Reflections on life, meaning and purpose

France: Giovanni Bellini on Exhibit at the Musée Jacquemart-André

This exhibition retraces the career of the painter through some fifty works from European public and private collections. The exhibition is arranged according to a chrono-thematic order, “with Bellini’s paintings as the common thread, and is put in dialogue with the ‘models’ than inspired them.”

“Born into a family of artists, Giovanni Bellini frequented, with his brother Gentile, the studio of their father, Jacopo Bellini, a painter of Gothic training who soon mastered the principles of Florentine Renaissance art. The young artist immersed himself in the art alongside his father, brother and his brother-in-law Andrea Mantegna, whom his sister Nicolosia had just married.”

“Classicism, sculptural forms, and a good command of Mantegna’s perspective had a great influence on the artist. His work became more monumental as a result of studying the works of Donatello, which were visible in Padua.”

Bellini’s style changed with the arrival in Venice of Antonello da Messina, who joined the Flemish taste for detail with the spatial constructions of artists of central Italy. Giovanni found a new dramatic intensity by perfecting the technique of oil painting. He draws from Byzantine and northern European art elements that will mark his style.

In search of renewal, “he also developed themes that had been depicted by younger painters, such as topographical landscapes inspired by Cima da Conegliano. Bellini’s latter period was characterized by more vibrant but highly modern strokes. In a uniqye way, it was the innovations of his best pupils –in particular, Giorgione and Titian – that pushed the older Bellini to reinvent his style.”

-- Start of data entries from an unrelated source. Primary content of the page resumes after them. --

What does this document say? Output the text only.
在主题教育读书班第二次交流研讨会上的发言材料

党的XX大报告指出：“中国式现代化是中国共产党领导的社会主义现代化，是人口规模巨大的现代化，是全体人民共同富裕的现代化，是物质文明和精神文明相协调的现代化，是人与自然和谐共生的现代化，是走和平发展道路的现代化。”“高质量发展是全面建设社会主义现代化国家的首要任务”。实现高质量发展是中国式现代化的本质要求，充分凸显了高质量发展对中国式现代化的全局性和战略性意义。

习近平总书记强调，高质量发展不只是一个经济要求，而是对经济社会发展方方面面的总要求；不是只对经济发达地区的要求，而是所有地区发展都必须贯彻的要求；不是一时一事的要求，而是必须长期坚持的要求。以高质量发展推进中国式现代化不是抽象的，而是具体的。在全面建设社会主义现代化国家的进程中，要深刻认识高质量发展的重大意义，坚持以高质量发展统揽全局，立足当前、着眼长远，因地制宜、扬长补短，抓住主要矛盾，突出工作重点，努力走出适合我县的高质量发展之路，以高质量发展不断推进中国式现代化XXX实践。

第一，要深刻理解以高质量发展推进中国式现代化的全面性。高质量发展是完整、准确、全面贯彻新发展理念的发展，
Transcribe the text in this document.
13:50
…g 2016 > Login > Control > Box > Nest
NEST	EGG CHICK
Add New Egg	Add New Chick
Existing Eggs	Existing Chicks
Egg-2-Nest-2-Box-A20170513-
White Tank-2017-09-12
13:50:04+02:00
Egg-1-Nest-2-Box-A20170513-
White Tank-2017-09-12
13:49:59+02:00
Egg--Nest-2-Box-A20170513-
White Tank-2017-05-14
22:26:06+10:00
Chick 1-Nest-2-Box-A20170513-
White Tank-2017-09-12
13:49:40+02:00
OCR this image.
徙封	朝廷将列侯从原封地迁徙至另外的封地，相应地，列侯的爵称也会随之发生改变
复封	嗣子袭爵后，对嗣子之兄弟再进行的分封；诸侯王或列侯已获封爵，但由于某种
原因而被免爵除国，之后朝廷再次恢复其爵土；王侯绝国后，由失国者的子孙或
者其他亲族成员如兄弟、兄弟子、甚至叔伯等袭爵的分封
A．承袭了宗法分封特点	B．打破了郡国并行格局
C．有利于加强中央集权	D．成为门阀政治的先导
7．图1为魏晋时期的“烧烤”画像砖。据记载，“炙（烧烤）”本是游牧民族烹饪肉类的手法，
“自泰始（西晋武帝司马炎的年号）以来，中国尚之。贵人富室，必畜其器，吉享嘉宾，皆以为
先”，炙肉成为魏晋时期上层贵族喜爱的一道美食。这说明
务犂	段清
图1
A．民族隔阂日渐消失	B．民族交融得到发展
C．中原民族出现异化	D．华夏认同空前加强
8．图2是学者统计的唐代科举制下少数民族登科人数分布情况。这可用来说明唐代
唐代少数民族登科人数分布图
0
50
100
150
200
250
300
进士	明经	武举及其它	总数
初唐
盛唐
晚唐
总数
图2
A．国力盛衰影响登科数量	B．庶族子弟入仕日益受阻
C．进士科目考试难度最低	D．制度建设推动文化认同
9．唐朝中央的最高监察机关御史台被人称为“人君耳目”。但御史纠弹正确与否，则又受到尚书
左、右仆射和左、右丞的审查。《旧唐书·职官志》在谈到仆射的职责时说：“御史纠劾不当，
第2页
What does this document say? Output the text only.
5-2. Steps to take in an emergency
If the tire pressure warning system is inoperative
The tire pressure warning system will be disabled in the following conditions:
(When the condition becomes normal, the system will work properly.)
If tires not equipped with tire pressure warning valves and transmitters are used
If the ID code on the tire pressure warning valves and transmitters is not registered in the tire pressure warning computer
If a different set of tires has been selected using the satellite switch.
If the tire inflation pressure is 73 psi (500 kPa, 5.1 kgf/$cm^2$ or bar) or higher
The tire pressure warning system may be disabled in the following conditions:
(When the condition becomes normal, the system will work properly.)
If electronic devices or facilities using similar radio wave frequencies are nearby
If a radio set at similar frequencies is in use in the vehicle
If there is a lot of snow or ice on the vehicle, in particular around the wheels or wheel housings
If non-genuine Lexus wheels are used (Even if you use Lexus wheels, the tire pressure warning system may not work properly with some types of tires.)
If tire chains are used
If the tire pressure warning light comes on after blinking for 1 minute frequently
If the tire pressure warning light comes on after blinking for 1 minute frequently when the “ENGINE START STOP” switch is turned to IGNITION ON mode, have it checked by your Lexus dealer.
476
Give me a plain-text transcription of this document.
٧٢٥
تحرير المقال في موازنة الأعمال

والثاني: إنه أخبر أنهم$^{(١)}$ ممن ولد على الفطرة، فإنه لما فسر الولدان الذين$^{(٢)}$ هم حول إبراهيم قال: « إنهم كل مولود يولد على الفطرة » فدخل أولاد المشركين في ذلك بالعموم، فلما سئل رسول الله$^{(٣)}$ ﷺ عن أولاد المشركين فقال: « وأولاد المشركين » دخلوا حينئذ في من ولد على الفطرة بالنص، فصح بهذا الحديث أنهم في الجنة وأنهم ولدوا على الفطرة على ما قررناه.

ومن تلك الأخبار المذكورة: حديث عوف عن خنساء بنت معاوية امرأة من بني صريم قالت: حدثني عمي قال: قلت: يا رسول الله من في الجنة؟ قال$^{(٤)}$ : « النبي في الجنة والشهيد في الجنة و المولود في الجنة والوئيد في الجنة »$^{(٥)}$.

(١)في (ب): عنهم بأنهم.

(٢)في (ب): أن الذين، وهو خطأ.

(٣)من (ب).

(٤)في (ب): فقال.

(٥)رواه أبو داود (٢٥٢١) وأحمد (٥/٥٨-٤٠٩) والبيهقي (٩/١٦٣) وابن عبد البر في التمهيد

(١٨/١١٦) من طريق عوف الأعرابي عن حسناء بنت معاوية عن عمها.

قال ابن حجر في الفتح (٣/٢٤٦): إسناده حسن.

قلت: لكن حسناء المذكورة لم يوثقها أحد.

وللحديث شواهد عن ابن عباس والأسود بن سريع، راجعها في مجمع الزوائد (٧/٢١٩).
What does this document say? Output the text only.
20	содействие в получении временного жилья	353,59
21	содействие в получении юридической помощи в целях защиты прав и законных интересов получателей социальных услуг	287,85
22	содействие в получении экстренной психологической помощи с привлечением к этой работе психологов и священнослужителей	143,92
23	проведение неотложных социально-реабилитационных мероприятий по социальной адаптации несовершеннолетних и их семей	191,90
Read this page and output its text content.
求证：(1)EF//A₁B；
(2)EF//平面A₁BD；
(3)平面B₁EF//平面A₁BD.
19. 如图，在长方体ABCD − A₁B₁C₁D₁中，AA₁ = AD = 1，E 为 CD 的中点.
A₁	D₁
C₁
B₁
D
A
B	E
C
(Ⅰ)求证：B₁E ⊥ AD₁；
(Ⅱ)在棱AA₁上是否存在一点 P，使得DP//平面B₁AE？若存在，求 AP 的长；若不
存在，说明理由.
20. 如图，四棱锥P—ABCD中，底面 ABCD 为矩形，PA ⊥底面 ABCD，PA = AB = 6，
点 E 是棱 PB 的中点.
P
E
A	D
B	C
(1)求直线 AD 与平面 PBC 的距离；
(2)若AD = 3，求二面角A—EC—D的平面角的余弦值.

“The exhibition benefits from exceptional loans from the Gemäldegalerie in Berlin, in addition to loans from the Museo Thyssen-Bornemisza in Madrid, the Galleria Borghese in Rome, the Museo Correr, the Gallerie dell’Accademia and the Scuola Grande di San Rocco in Venice, the Bagatti Valsecchi Museum in Milan, the Petit Palais in Paris, and the Louvre Museum, as well as numerous loans from private collections of works some of which have never before been shown to the public.”

Giovanni Bellini, Jacquemart-André Museum, 158 boulevard Haussmann, 75008 Paris. Until July 17, 2023. Every day from 10 a.m. to 6 p.m. Monday evenings until 8:30 p.m. Last admission 30 minutes before closing. Full price: €17.

Beginning on March 3, 2023, the Musée Jacquemart-André is hosting the first exhibition in France devoted to the work of the great master Giovanni Bellini (c. 1435-1516), father of the Venetian school.